Picture of Joy Wagner, LMFT-IT

Joy Wagner, LMFT-IT

Relationships during the Holidays

Relationships during the holiday can be both very special and close as well as very stressful, disconnecting. There are so many traditions and memories that at times you can feel overwhelmed. How can you develop the ability to deal with the stress and busyness as well as enjoy the special traditions and time spent with loved ones? Here are some ideas:

#1 Practice self-care. I know I talk about self-care a lot, but this is a time when people can get so stressed and even burned out. Self-care looks different for each person. For one person, it might be taking a hot bath and for another it might be exercising for 30 minutes. Self-care should feel like it releases some tension and is rejuvenating. You might feel like you have nurtured yourself. It can be something that you do for 10 minutes (breathing or meditating) or just a day of not doing extra stuff for people (saying “no”). Depending on your personality, you might want to try to avoid things that take a lot of time or money because then you are less likely to do it and if you do it, you might have guilt for being too indulgent. No matter how you do self-care, it is a benefit to your relationship with yourself and therefore a benefit to your relationship to others. You have more to give when you take care of yourself first.

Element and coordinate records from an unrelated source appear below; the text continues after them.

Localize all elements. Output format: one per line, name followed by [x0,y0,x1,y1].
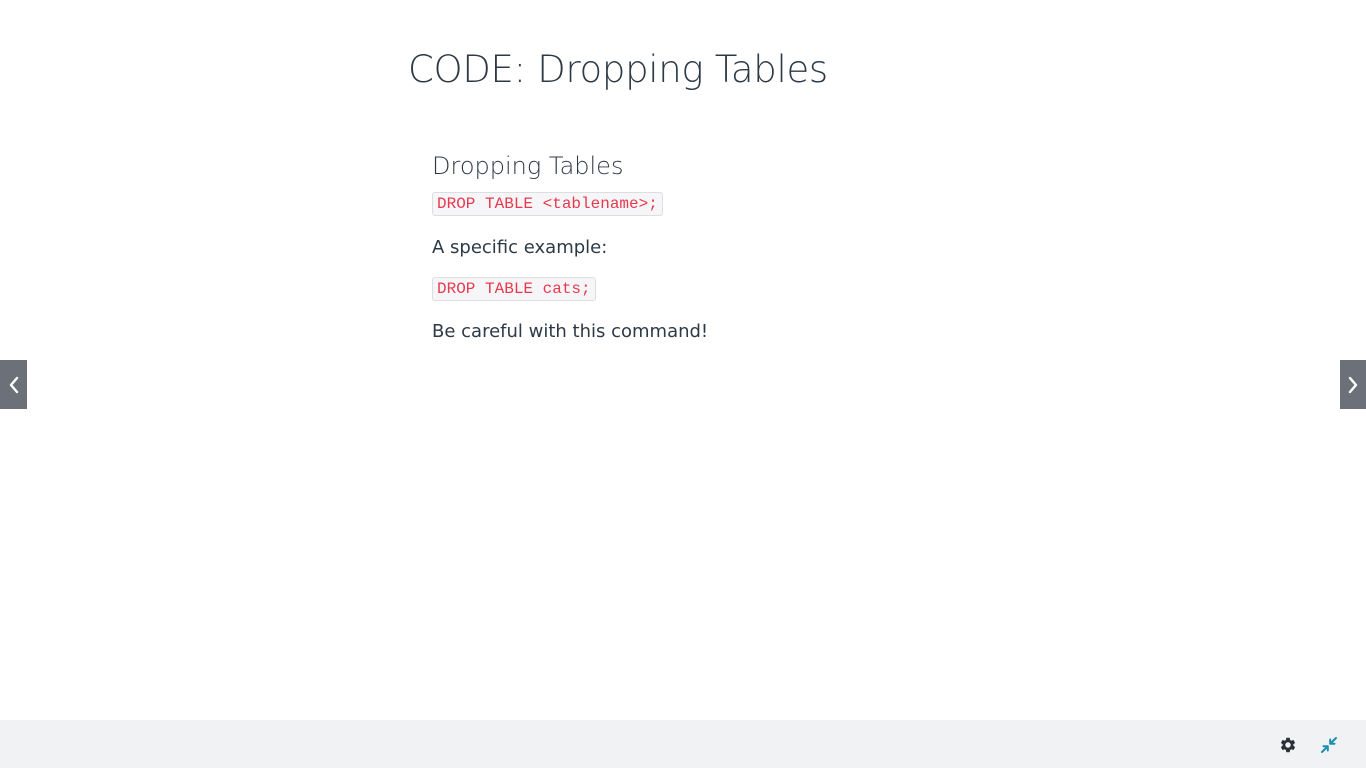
section-heading: Dropping Tables [432,152,624,180]
example-intro-text: A specific example: [432,237,608,258]
slide-page: CODE: Dropping Tables Dropping Tables DR… [0,0,1366,768]
chevron-right-icon [1348,376,1358,393]
code-snippet-example: DROP TABLE cats; [432,277,596,301]
collapse-button[interactable] [1318,734,1340,756]
slide-content: Dropping Tables DROP TABLE <tablename>; … [432,150,1132,345]
previous-slide-button[interactable] [0,360,27,409]
footer-bar [0,720,1366,768]
code-snippet-general: DROP TABLE <tablename>; [432,192,663,216]
settings-button[interactable] [1277,734,1299,756]
next-slide-button[interactable] [1340,360,1366,409]
collapse-arrows-icon [1321,737,1337,753]
chevron-left-icon [9,376,18,393]
gear-icon [1280,737,1296,753]
page-title: CODE: Dropping Tables [408,48,828,91]
warning-text: Be careful with this command! [432,321,709,342]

#2 Pay attention to your stress levels. There are so many things about the holidays that can create extra stress. If you are an introvert or an anxious person, then having all the gatherings can really elevate your stress. Being around family members that you have unresolved issues with can be stressful. Navigating the expectations of the holidays including feeling like you have a responsibility to make it special for other people or that other people expect certain things of you can also add pounds of stress. If you notice you are tight in your jaw, shoulders, forehead, etc., it might be time to do some reflection and deep breathing. Reflect on what is the source of your stress. Maybe saying no to some of the lower priority events is a good idea. Maybe you need to examine what you are expecting of yourself or what you think others are expecting. Is there a way to let go of those expectations or shift them into something more realistic? Ask close friends or loved ones what they think and maybe they can offer some insights. Refer to suggestion #1 (self-care) to deal with the stress. If you have a loved one who is stressed and overwhelmed see if you can offer some support.

#3 In with the new and out with the old. Traditions are a wonderful part of the holidays and every family does it a little different. Make sure the traditions are serving the purpose of bringing the family together rather than causing undue stress and irritation. Maybe when you were a kid, those big family dinners where Grandma or Mom cooked some amazing food was the tradition. Now, it falls on you and it is a huge stress. It is okay to change the tradition to one where everyone brings something, or everyone participates in some way. Talk to your family and see if there are ways to tweak the traditions so they fit your lives better. Sometimes the weight of the holidays falls too much on one person. Make sure that everyone gets to participate in making the holidays special.

#4 Appreciation. With all the things to do, it can be very easy to miss the opportunity of appreciating the people and enjoying the wonder of the holidays. Try to be more aware of things you are grateful for. Appreciate the people around you and the little things they do, especially the commonplace things they do. The true wonder of the holidays is the love and kindness that flows from those around you. There is a beauty that goes beyond decorations. Watch for it and enjoy it.

I hope everyone has a wonderful holiday season in whatever way you celebrate. Take care of yourselves and each other. Slow down, smell the evergreen, and taste a snowflake. Hug each other, be generous and kind.